Edward Morgan came in immediate response to his wife’s letter. It was highly inconvenient with the press of business at the mills for him to leave; but he spent the night in travelling in order to save a day, and arrived at Wortheton, cold and stiff, in the early hours of the morning, risking chills and all the evils he was wont to avoid in his alacrity to respond to his wife’s unexpected summons.
It had come to him in a flash of unusual perceptivity that if he did not seize this moment which her softened mood generously offered for effecting a reconciliation, another opportunity might not present itself. Despite a certain narrowness of outlook, there was no smallness in Mr Morgan’s nature. Because he read in Prudence’s letter a sign of relenting, an earnest wish to close their differences, it did not occur to him to take a dignified stand and leave her to make all the advances, extending his forgiveness only when fully assured of her penitence. Such unequal methods, he realised quite clearly, never effected anything beyond a compromise. And he was very anxious for a complete understanding between himself and his young wife. Complete understanding and complete trust. Without these no married life could be congenial.
His own marriage had fallen far short of his expectations. He knew that he had not won Prudence’s love. Since the night of their quarrel, when she had confessed to loving Steele, the hope which he had fostered patiently through the disappointing years, that he might yet win it, had died utterly. But, oddly, that night with its ugly memories, its noisy wrangling and bitter recrimination, had revealed with a certainty beyond question that his own love for her, which he had believed was faded to insignificance, was still very much alive. He wanted her very earnestly. He missed her, missed her bright presence about the house, her youthful prettiness, her coming and going in her independent search for pleasure outside his home. She had brought a glimpse of the unexpected, the delightful irrelevance of pleasant trivial things, into the prosaic setting of everyday life which had caught him away insensibly from the dulness and the worries of his stupendous business undertakings, and brightened his home, very much, he often thought, as the swift appearance of the sun would brighten the prospect on a grey day. He had not realised, until she left him, how much he appreciated these things. It was some return anyway, if not the most adequate he could have desired, for the love he felt for her. He had made no particular concession, had not even attempted to adapt himself to her view of life. He had demanded a great deal of her and given little in return.
These thoughts floated through his mind as he drove up the hill to the house. He was seeing their case altogether differently from the days when he had taken his young wife home and quarrelled with her seriously over such unimportant matters as ventilation and the direction of household affairs. He was, he realised now, directly responsible for the beginning of the breach which had widened yearly and ended in an open rupture. It remained for him to make amends for those earlier mistakes which had broken up the peace of his home. He had led too self-centred a life. In future he would evince greater interest in his wife’s doings, show more sympathy with her aims. After all, a wife needs something more from her husband than board and lodging; she has a right to his confidence and companionship. He had never attempted to make a companion of her. He had treated her always as a child, a child to be spoilt and petted, until she refused the petting. Lately he had treated her with greater indifference, but still as a child, an unreasonable child towards whom kindness was misdirected. It was not surprising that the woman in her had rebelled.

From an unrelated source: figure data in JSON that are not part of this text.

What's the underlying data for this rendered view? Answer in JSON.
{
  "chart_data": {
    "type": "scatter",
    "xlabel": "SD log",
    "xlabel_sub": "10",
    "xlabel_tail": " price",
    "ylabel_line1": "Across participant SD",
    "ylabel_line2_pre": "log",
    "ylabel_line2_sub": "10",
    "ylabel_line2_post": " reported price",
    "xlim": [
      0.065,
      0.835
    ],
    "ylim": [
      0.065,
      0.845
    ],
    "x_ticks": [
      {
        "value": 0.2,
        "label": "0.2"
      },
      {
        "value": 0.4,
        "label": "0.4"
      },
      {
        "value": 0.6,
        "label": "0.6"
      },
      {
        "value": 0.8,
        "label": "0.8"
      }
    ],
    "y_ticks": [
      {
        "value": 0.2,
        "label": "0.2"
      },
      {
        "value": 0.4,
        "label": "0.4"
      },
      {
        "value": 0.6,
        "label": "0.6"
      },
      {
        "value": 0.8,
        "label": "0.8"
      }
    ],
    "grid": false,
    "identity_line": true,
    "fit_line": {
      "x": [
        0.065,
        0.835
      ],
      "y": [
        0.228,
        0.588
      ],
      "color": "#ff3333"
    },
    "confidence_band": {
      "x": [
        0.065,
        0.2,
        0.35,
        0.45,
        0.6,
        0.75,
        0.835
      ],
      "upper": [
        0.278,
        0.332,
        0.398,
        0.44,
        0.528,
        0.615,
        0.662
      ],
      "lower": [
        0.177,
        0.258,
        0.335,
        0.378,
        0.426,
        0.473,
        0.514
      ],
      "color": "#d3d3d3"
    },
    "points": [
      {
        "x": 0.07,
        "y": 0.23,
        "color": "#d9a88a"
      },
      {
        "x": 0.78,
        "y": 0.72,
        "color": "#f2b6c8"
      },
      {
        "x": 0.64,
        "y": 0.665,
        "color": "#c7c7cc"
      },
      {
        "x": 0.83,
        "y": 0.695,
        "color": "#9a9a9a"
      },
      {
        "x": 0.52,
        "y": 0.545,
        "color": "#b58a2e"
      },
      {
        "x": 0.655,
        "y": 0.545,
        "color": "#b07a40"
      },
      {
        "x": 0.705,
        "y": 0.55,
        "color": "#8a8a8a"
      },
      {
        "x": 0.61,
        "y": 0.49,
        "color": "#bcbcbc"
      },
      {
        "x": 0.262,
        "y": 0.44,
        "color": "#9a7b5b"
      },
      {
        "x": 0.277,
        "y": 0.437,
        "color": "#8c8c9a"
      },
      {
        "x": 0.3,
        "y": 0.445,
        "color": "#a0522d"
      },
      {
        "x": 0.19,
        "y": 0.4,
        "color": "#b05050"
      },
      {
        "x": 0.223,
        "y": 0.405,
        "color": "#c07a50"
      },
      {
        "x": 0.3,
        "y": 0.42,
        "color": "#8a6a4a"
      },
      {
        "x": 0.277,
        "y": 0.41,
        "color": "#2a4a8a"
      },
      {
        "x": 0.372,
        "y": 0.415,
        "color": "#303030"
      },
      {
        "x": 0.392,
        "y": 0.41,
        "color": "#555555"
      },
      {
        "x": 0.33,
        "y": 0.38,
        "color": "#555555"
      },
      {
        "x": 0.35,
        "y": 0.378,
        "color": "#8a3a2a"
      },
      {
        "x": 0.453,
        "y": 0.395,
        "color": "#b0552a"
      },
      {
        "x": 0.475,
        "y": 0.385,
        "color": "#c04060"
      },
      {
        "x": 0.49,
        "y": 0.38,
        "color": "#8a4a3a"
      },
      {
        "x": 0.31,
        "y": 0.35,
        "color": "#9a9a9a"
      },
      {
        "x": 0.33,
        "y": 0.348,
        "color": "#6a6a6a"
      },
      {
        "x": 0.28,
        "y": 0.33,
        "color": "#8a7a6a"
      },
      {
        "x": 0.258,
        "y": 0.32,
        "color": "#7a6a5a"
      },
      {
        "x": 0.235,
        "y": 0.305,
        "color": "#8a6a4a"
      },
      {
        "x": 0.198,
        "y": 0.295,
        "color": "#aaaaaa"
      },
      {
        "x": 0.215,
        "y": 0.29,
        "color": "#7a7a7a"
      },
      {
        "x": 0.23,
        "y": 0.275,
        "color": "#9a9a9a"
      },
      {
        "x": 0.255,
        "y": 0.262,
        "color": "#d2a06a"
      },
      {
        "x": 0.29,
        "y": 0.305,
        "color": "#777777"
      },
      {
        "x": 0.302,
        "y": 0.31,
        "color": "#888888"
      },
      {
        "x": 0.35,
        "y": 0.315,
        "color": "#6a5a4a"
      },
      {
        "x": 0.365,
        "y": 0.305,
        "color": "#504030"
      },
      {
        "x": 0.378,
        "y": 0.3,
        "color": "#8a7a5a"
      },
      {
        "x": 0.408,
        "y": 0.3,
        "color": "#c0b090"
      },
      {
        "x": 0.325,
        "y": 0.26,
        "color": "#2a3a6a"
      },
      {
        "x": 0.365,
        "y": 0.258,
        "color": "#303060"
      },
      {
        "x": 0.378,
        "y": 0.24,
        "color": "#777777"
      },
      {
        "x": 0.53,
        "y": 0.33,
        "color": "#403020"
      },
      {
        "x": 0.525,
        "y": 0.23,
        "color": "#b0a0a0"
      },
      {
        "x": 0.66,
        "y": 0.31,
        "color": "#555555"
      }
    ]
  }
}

It came as an agreeable surprise to Mr Morgan when he reached Court Heatherleigh in the grey dawn, weary and cold after his long journey, to be met on the doorstep by Prudence, who was the only member of the household awake at that hour.
Their meeting was somewhat constrained. He had not expected to see her and was at a loss for words. They faced one another a little self-consciously in the big empty hall; and then Edward Morgan bent down and kissed his wife, with an air of uncertainty as to how his caress would be received. Prudence flushed warmly, and, to cover her embarrassment, became actively helpful in disentangling him from his numerous wrappings.
“I didn’t expect to see any one at this hour,” he said, and struggled out of his heavy coat and hung it on a peg. Then he turned to her with quick unexpectedness. “Thank you for the kindly thought, dear. It is good to find a welcome awaiting one at the end of a journey.”
“You shouldn’t have travelled by the night train,” she said. “You know you hate it.”
“It saved time,” he explained.
Arrangements had been made for an early breakfast for the traveller. Prudence led him into the breakfast-room, and poured out the hot coffee which she had made. They did not talk much. Each was conscious of the strain of this meeting; and the remarks which passed between them were impersonal and confined to the business of the moment.